Tuesday, March 28, 2006

What Do 50 At Bats Mean?

The team is going to defend Ryan Church's demotion by pointing to his .200 batting average in spring training. Just for the hell of it, let's look at the 2005 season, and see what 50 AB samples get us.

I'm using Baseball Musing's wonderful day-by-day database, which uses Retrosheet's information to extract all the wholesome goodness therein.
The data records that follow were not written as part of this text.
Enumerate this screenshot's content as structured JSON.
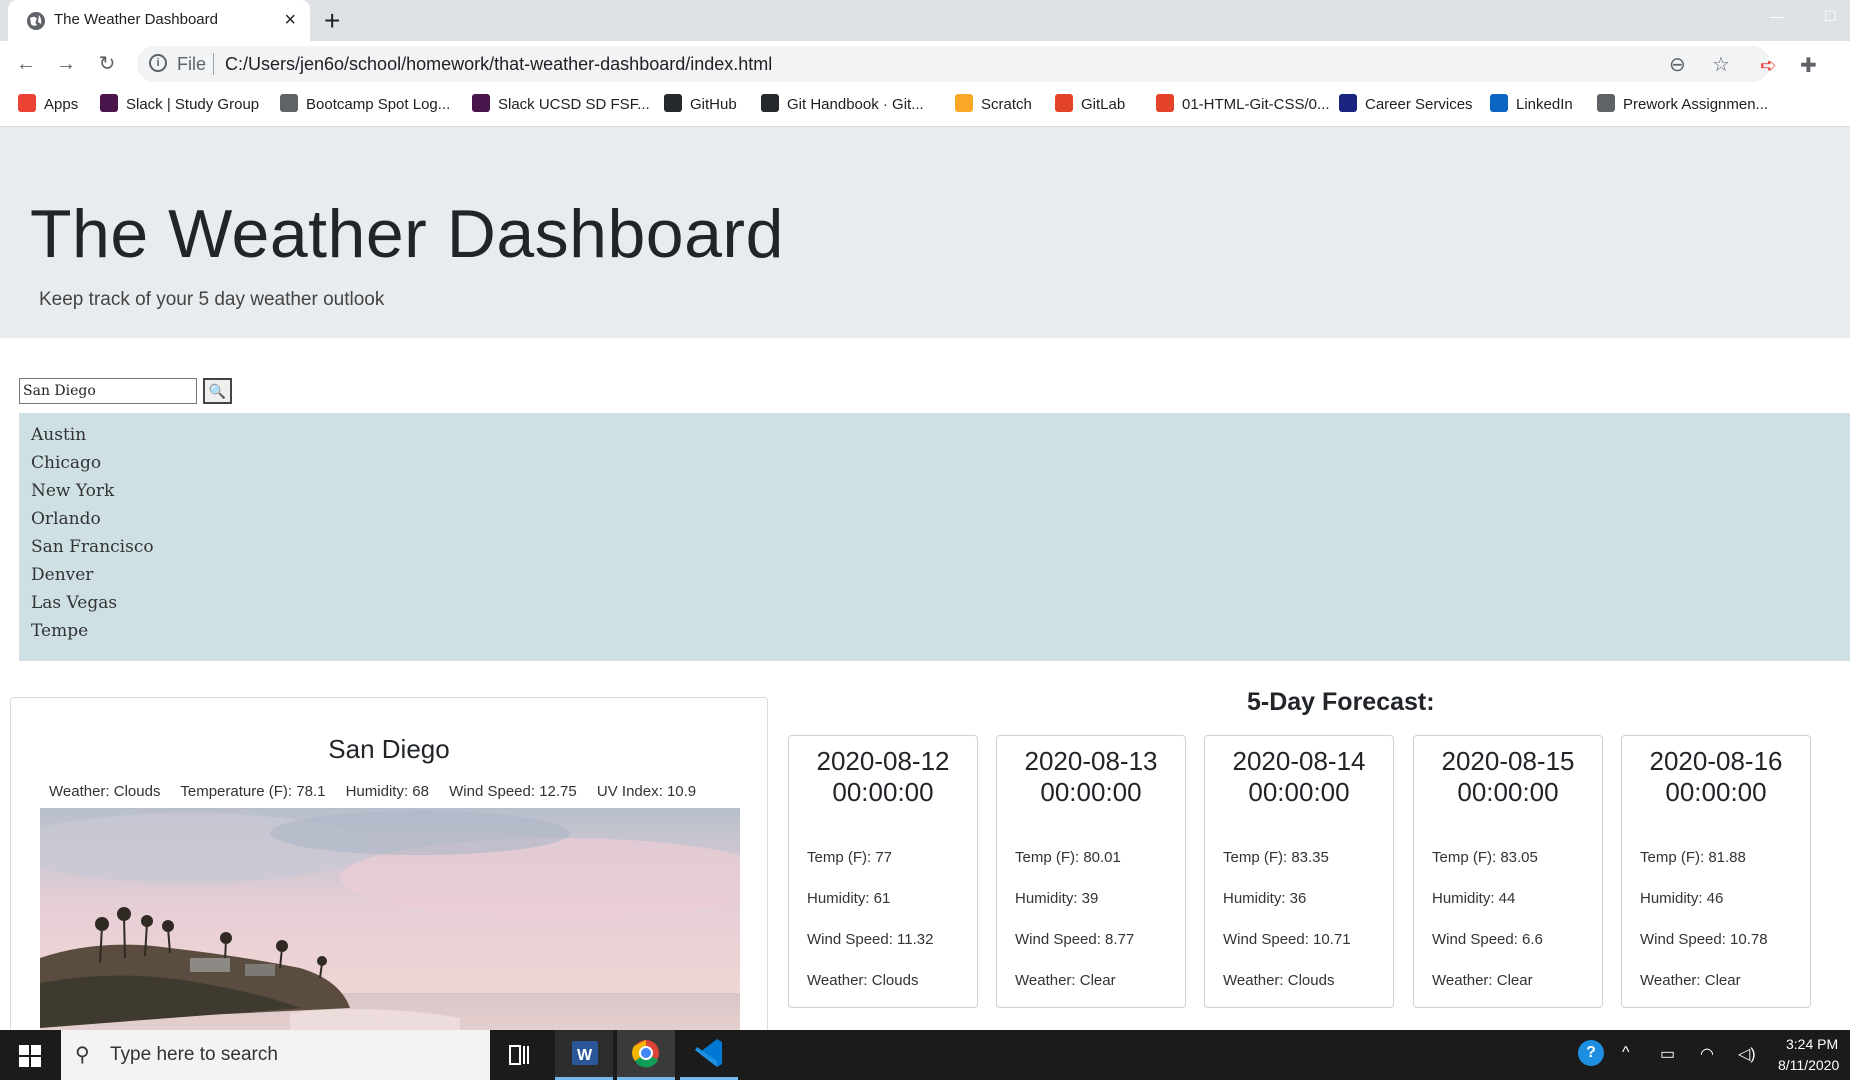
{
  "browser": {
    "tab_title": "The Weather Dashboard",
    "tab_close": "×",
    "new_tab": "+",
    "file_label": "File",
    "url": "C:/Users/jen6o/school/homework/that-weather-dashboard/index.html"
  },
  "bookmarks": [
    {
      "label": "Apps",
      "icon": "apps-grid-icon",
      "color": "#ea4335"
    },
    {
      "label": "Slack | Study Group",
      "icon": "slack-icon",
      "color": "#4a154b"
    },
    {
      "label": "Bootcamp Spot Log...",
      "icon": "globe-icon",
      "color": "#5f6368"
    },
    {
      "label": "Slack UCSD SD FSF...",
      "icon": "slack-icon",
      "color": "#4a154b"
    },
    {
      "label": "GitHub",
      "icon": "github-icon",
      "color": "#24292e"
    },
    {
      "label": "Git Handbook · Git...",
      "icon": "github-icon",
      "color": "#24292e"
    },
    {
      "label": "Scratch",
      "icon": "scratch-icon",
      "color": "#f9a825"
    },
    {
      "label": "GitLab",
      "icon": "gitlab-icon",
      "color": "#e24329"
    },
    {
      "label": "01-HTML-Git-CSS/0...",
      "icon": "gitlab-icon",
      "color": "#e24329"
    },
    {
      "label": "Career Services",
      "icon": "cs-icon",
      "color": "#1a237e"
    },
    {
      "label": "LinkedIn",
      "icon": "linkedin-icon",
      "color": "#0a66c2"
    },
    {
      "label": "Prework Assignmen...",
      "icon": "page-icon",
      "color": "#5f6368"
    }
  ],
  "page": {
    "title": "The Weather Dashboard",
    "lead": "Keep track of your 5 day weather outlook",
    "search_value": "San Diego",
    "search_button": "🔍",
    "cities": [
      "Austin",
      "Chicago",
      "New York",
      "Orlando",
      "San Francisco",
      "Denver",
      "Las Vegas",
      "Tempe"
    ],
    "current": {
      "city": "San Diego",
      "weather": "Weather: Clouds",
      "temp": "Temperature (F): 78.1",
      "humidity": "Humidity: 68",
      "wind": "Wind Speed: 12.75",
      "uv": "UV Index: 10.9"
    },
    "forecast_title": "5-Day Forecast:",
    "forecast": [
      {
        "date": "2020-08-12",
        "time": "00:00:00",
        "temp": "Temp (F): 77",
        "humidity": "Humidity: 61",
        "wind": "Wind Speed: 11.32",
        "weather": "Weather: Clouds"
      },
      {
        "date": "2020-08-13",
        "time": "00:00:00",
        "temp": "Temp (F): 80.01",
        "humidity": "Humidity: 39",
        "wind": "Wind Speed: 8.77",
        "weather": "Weather: Clear"
      },
      {
        "date": "2020-08-14",
        "time": "00:00:00",
        "temp": "Temp (F): 83.35",
        "humidity": "Humidity: 36",
        "wind": "Wind Speed: 10.71",
        "weather": "Weather: Clouds"
      },
      {
        "date": "2020-08-15",
        "time": "00:00:00",
        "temp": "Temp (F): 83.05",
        "humidity": "Humidity: 44",
        "wind": "Wind Speed: 6.6",
        "weather": "Weather: Clear"
      },
      {
        "date": "2020-08-16",
        "time": "00:00:00",
        "temp": "Temp (F): 81.88",
        "humidity": "Humidity: 46",
        "wind": "Wind Speed: 10.78",
        "weather": "Weather: Clear"
      }
    ]
  },
  "taskbar": {
    "search_placeholder": "Type here to search",
    "time": "3:24 PM",
    "date": "8/11/2020"
  }
}
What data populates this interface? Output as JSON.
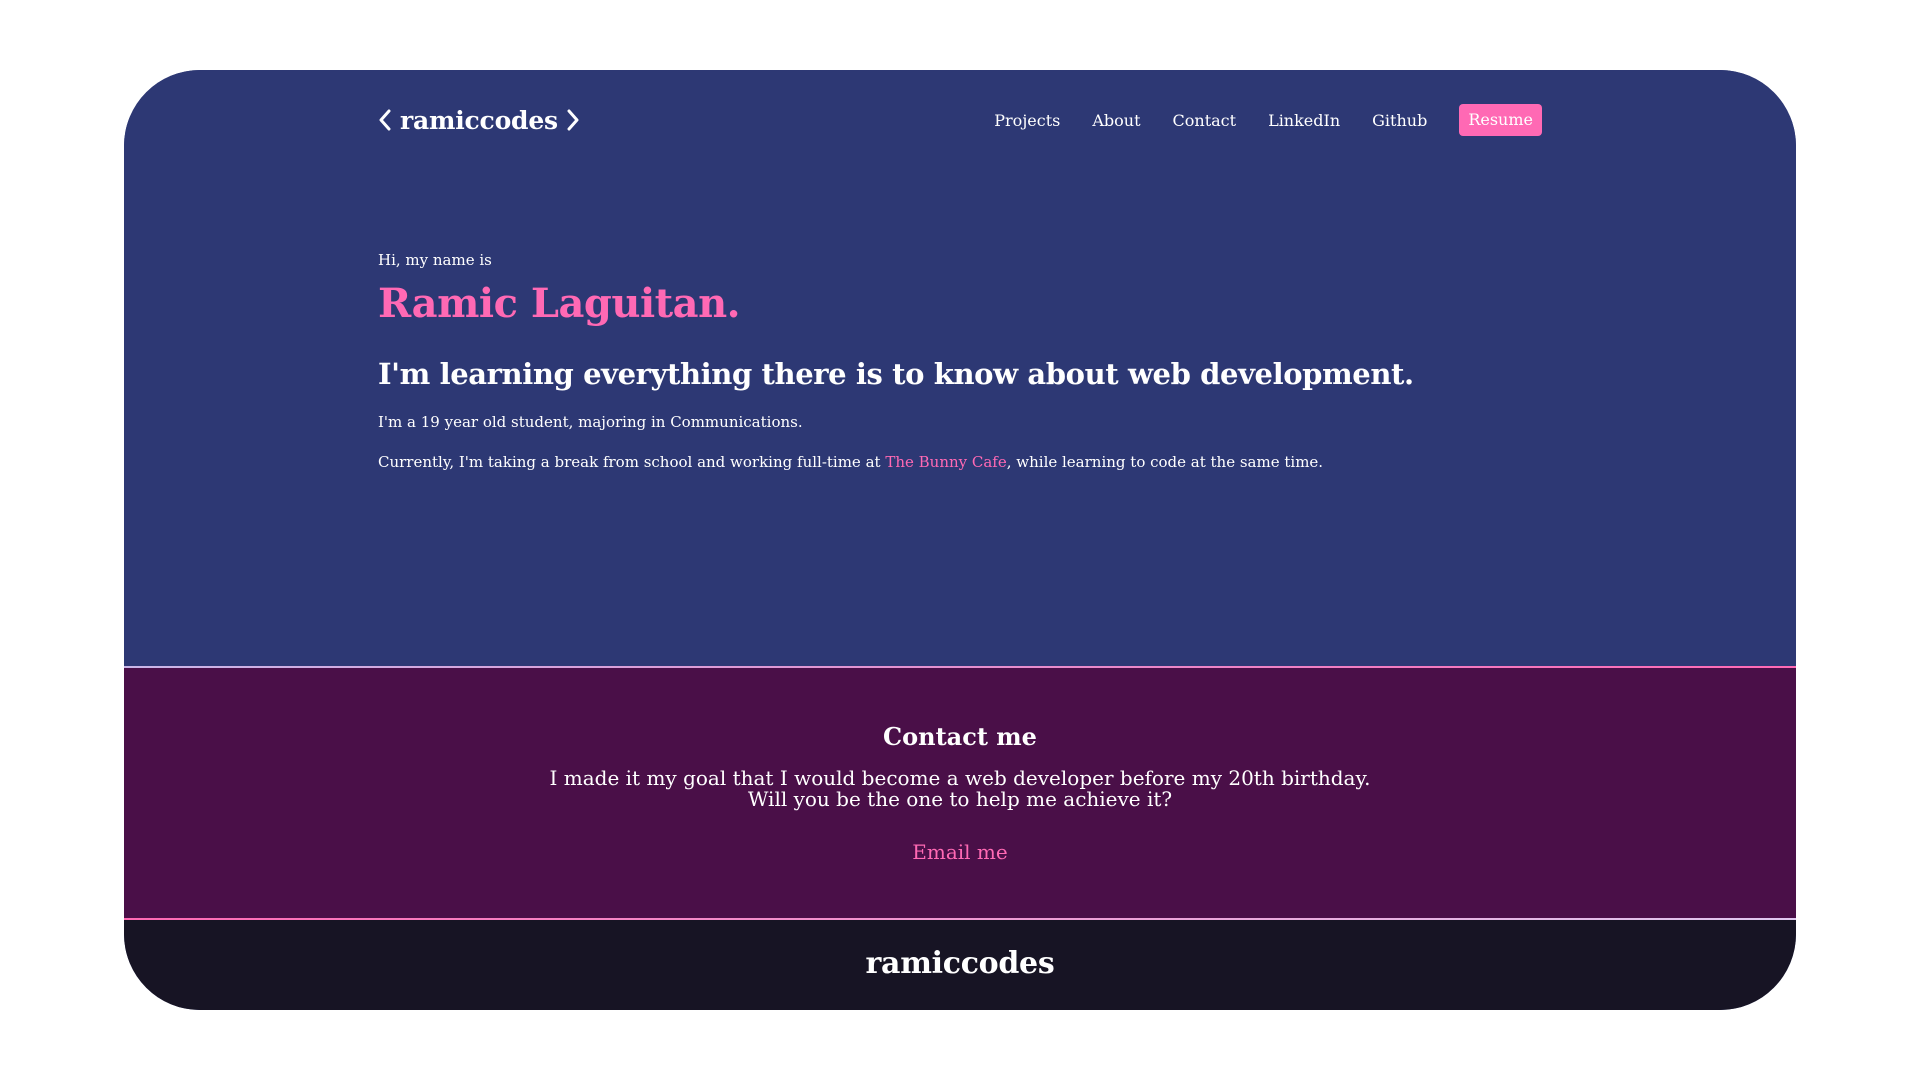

I'm pulling these dates out completely randomly, so bear with me:
9/12 - 10/02
Brad Wilkerson: .222
Ryan Zimmerman: .419
Jose Guillen: .125
Ryan Church: .200
Brandon Watson: .083

4/14 - 5/2
Cristian Guzman: .310
Brian Schneider: .222
Ryan Church: .188

6/12 - 6/31
Jose Guillen: .350
Brad Wilkerson: .236
Vinny Castilla: .196
Wil Cordero: .083

The point I'm trying to make -- and I'm not sure that just throwing numbers up there makes it -- is that 50 or so ABs is pretty meaningless. Even good hitters can have bad stretches like Jose Guillen and Brian Schneider did above.

Maybe there's something scouting-wise that we're not seeing, but no one has reported it.

All we have to go on is that the team made a decision mostly based on the performance of one batter over another in 50 spring at bats. This, despite, over 2,000 professional At Bats by each player which indicate a clear superiority.

Fifty at bats, in the scheme of things, is pretty meaningless. Is the team really basing its decisions on that?